Takano Kenichi, Keira Yoshiko, Seki Nobuhiko, Abe Ayumi, Yamamoto Motohisa, Takahashi Hiroki, Himi Tetsuo
Department of Otolaryngology, Sapporo Medical University School of Medicine , Sapporo , Japan.
Mod Rheumatol. 2014 Nov;24(6):1023-5. doi: 10.3109/14397595.2013.853336. Epub 2013 Nov 11.
The newly comprehensive diagnostic criteria in 2011 emphasize the importance of IgG4-positive plasmacyte infiltration along with storiform or swirling fibrosis and obliterative phlebitis in diagnosing IgG4-related disease(RD). Although labial salivary gland (LSG) biopsy is a minimally invasive and convenient procedure for obtaining tissues, LSG fibrosis is thought to be inconspicuous or absent in IgG4-RD cases. In this study we evaluated 15 patients with IgG4-RD, in whom both submandibular gland (SMG) and LSG biopsies were performed at the same time. Histological evaluation revealed fibrosis in all the SMG specimens but in only one LSG specimen (6.7%). The diagnosis of IgG4-RD is primarily based on its morphological appearance on biopsy. The results of this study demonstrated that although more invasive than LSG biopsy, SMG biopsy is recommended for accurate diagnosis of IgG4-related MD and to exclude malignant diseases.

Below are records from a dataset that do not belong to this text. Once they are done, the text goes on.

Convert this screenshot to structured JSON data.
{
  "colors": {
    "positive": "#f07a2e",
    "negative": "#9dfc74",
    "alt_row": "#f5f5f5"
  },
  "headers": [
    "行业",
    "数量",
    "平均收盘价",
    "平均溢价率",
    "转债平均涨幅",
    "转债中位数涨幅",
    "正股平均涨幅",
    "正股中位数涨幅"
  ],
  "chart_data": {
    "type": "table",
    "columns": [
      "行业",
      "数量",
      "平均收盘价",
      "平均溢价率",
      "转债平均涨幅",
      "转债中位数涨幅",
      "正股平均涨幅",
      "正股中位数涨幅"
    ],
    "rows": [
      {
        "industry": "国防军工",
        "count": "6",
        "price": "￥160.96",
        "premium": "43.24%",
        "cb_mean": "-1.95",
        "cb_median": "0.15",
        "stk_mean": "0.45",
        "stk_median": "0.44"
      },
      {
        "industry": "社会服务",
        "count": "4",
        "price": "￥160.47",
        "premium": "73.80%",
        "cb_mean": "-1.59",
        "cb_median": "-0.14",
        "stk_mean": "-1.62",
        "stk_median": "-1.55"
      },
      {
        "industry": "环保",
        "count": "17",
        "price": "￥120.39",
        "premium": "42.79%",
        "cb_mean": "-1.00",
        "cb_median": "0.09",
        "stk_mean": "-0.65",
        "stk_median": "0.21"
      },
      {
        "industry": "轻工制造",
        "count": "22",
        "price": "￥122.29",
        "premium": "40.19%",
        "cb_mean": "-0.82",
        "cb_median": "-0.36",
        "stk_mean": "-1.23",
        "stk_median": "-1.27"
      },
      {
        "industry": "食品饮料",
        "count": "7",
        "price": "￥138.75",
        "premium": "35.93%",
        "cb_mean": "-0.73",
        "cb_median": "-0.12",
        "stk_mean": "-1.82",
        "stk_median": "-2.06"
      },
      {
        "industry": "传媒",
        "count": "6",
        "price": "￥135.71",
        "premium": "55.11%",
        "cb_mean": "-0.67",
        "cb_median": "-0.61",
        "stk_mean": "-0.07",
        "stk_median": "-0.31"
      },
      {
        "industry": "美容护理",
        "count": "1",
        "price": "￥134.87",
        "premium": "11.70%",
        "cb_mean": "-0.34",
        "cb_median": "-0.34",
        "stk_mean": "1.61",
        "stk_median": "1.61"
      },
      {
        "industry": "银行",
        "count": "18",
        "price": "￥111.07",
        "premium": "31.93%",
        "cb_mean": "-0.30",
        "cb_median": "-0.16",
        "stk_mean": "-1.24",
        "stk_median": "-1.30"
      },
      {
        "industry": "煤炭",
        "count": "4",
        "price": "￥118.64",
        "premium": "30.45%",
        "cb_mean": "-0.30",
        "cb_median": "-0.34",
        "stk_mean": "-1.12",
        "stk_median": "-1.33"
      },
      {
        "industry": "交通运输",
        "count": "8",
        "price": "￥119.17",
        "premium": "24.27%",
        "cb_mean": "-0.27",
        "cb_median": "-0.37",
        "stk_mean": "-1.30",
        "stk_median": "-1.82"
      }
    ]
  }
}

2011年新的综合诊断标准强调,在诊断IgG4相关性疾病(IgG4-RD)时,IgG4阳性浆细胞浸润以及席纹状或漩涡状纤维化和闭塞性静脉炎的重要性。尽管唇腺(LSG)活检是获取组织的一种微创且便捷的方法,但在IgG4-RD病例中,LSG纤维化被认为不明显或不存在。在本研究中,我们评估了15例IgG4-RD患者,这些患者同时接受了下颌下腺(SMG)和LSG活检。组织学评估显示,所有SMG标本均有纤维化,但只有1例LSG标本有纤维化(6.7%)。IgG4-RD的诊断主要基于活检时的形态学表现。本研究结果表明,尽管SMG活检比LSG活检更具侵入性,但对于准确诊断IgG4相关性MD和排除恶性疾病,建议采用SMG活检。